457(b) Plans Under IRS Scrutiny
The Employee Plans Compliance Unit of Internal Revenue Service will embark on a compliance check project focused on 457(b) plans. The IRS’s focus will be on finding compliance irregularities related to funding, loans, catch-up contributions, and plan sponsor eligibility. According to the IRS announcement, the compliance check will not involve the inspection of books and records for any tax liability. If the IRS finds that a plan has not been established or operated in accordance with Section 457(b), it will inform the sponsor about next steps, which might include a plan audit or a correction submission under IRS’s Voluntary Correction Program. The IRS expects to send questionnaires to about 200 organizations in fiscal year 2013, and another 200 in fiscal year 2014.

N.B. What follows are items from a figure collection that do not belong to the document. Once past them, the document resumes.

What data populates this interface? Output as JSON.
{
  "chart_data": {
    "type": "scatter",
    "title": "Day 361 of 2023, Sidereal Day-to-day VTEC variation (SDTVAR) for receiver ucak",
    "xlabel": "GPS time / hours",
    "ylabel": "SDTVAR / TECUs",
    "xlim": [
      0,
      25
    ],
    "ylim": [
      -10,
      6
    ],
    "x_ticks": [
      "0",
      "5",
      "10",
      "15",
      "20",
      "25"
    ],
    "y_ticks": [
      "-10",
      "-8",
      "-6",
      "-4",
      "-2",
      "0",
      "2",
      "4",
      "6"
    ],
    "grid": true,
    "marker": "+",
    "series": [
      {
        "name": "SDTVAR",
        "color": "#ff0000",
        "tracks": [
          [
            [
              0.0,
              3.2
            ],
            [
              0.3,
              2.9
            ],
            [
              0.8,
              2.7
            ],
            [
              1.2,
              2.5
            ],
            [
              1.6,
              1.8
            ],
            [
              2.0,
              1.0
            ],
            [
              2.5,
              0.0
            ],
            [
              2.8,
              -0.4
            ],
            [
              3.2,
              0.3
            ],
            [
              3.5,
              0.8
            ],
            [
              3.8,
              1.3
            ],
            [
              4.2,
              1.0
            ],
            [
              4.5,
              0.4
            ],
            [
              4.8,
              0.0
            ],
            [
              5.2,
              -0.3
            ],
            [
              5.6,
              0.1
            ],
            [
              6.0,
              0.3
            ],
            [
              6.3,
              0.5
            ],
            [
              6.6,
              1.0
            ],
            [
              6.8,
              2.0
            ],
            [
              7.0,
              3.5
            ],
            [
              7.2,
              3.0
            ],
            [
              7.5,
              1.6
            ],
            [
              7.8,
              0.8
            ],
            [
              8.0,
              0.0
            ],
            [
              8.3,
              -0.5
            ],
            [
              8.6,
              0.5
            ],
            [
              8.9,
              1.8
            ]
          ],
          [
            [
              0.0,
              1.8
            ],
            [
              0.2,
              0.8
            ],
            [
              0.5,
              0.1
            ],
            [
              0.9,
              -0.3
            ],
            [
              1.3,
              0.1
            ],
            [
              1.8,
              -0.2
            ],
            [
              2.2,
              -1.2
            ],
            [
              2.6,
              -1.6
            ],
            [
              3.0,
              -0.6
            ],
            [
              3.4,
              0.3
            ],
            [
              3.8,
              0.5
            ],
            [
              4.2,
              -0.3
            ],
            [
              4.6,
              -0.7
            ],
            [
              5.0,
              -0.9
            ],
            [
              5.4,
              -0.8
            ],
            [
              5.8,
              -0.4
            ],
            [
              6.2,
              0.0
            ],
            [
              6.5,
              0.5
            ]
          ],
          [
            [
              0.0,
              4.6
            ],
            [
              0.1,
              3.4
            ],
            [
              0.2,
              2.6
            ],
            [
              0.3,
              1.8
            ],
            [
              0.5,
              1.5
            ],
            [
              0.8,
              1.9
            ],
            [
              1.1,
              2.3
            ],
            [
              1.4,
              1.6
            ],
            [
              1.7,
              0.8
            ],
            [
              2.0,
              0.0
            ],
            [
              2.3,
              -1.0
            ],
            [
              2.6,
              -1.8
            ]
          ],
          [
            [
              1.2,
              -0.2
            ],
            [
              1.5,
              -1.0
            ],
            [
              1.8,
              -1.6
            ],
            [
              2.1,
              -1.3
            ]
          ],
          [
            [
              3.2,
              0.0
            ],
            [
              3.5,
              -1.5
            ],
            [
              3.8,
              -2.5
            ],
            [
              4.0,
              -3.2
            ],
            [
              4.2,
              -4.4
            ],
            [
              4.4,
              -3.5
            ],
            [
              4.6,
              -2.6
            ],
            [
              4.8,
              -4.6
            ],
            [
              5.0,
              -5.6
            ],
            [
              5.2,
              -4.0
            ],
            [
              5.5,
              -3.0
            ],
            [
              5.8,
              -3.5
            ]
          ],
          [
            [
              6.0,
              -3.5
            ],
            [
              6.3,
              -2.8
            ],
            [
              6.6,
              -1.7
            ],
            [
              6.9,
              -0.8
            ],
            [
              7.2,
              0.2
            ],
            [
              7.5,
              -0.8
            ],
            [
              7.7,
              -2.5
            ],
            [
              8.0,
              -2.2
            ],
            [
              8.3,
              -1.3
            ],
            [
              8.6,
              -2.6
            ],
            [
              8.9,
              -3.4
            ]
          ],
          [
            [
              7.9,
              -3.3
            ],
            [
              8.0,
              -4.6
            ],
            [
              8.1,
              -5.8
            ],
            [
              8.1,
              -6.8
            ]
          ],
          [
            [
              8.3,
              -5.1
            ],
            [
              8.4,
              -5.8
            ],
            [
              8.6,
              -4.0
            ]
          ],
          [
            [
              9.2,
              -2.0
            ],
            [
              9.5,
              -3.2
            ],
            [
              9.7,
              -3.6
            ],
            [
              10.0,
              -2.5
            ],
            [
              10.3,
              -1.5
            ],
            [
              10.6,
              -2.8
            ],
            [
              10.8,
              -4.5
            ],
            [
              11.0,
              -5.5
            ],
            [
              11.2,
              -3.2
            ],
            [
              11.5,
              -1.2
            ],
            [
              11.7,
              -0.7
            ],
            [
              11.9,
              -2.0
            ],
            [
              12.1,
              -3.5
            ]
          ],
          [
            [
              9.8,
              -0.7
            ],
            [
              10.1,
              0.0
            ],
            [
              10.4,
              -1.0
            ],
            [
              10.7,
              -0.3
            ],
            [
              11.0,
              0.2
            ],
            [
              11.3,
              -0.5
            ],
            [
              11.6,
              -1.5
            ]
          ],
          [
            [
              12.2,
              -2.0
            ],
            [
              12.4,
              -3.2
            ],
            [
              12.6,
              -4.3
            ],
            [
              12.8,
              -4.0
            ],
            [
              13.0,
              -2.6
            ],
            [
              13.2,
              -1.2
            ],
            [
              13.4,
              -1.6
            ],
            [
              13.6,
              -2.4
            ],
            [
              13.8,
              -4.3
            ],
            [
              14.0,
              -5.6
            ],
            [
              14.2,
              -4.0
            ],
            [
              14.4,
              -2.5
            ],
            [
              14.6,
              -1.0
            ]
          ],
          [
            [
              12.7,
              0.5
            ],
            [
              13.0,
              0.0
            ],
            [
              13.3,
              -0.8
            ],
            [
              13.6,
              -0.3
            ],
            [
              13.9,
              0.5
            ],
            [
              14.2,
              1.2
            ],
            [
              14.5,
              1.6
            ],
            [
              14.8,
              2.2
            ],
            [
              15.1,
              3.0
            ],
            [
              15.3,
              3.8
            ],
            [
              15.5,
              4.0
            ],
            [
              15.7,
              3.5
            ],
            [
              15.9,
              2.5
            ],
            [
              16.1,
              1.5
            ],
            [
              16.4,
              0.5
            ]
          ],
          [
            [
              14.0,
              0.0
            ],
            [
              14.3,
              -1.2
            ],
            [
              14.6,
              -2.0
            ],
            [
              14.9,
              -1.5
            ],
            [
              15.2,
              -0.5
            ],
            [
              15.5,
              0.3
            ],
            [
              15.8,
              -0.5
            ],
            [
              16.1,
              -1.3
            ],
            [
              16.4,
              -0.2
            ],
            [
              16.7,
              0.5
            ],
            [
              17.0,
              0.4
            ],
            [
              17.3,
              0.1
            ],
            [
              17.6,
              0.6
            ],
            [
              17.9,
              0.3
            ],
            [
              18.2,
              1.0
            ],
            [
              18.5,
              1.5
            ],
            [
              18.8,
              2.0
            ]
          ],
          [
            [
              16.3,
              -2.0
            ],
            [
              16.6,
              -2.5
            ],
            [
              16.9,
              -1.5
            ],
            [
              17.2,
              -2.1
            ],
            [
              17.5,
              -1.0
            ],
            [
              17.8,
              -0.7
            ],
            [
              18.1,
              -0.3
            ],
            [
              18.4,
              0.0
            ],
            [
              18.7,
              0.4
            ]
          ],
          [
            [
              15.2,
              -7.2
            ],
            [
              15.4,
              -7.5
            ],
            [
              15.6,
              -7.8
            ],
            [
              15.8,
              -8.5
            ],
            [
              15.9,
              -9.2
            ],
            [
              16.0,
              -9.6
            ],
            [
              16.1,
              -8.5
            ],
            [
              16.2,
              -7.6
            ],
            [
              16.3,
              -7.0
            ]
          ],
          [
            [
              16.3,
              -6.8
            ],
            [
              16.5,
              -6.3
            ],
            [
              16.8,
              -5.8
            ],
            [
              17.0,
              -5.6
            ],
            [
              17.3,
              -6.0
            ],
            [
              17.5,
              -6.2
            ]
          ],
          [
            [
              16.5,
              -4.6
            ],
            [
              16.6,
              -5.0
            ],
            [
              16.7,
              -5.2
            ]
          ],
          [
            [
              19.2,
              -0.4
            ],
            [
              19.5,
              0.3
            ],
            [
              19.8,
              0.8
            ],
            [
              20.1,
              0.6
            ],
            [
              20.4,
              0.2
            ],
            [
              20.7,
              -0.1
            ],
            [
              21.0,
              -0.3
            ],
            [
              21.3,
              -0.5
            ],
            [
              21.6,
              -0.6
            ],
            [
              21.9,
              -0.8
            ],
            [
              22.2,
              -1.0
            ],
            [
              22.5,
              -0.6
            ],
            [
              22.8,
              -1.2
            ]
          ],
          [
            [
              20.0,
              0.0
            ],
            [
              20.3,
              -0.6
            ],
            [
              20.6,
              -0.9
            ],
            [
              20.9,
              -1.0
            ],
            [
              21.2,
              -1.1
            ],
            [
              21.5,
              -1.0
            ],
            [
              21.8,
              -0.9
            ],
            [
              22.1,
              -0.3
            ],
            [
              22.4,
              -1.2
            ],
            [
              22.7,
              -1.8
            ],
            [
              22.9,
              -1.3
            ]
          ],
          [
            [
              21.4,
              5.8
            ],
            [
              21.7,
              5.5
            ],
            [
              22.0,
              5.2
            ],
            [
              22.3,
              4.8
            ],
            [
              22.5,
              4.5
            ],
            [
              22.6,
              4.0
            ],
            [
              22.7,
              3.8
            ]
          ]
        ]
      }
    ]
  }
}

“Alter Ego” Theory May Be Used to Impose Withdrawal Liability
In a recent case, Local 134 Board of Trustees of the Toledo Roofers Pension Plan v. Enterprise Roofing & Sheet Metal, the U.S. District Court for the Northern District of Ohio ruled that the trustees of a multiemployer pension plan can use the alter-ego theory to seek a withdrawal liability judgment totaling $624,079 from a company owned by the same family that owned the withdrawing employer. According to the court opinion, the alter-ego liability is an equitable doctrine that allows a court to “bind an employer to a collective bargaining agreement if it finds the employer an alter ego of a signatory employer.” The alter-ego test requires a plaintiff to show “pervasive intermingling of funds and operations” between the two entities. In this case, the court noted that the owner of one of the companies actually played a “major role” in managing both companies, serving as vice president of one of the entities and simultaneously as president and board chairman of the other. Further, the owner served “important managerial functions at both companies” and that there was “nominal consideration” paid when the withdrawing entity’s business was transferred to the second entity.
Illinois Lawmakers Fail to Pass Pension Reform – Bonds Downgraded
The state’s outstanding general obligation bonds were downgraded from “A2” to “A3” by Moody’s Investors Service, following the failed attempt by the Illinois Legislature to pass Pension Reform. The ratings agency said in a statement that: “The negative outlook reflects our expectation that Illinois’ pension liabilities will continue to grow, in the absence of substantive reform efforts, and that annual funding requirements will become unmanageable, particularly if no steps are taken to address the loss of revenue from expiring income tax increases in 2015.” Legislators continue to explore pension reform solutions, and continued meetings have been scheduled for the summer to come up with a legislative solution.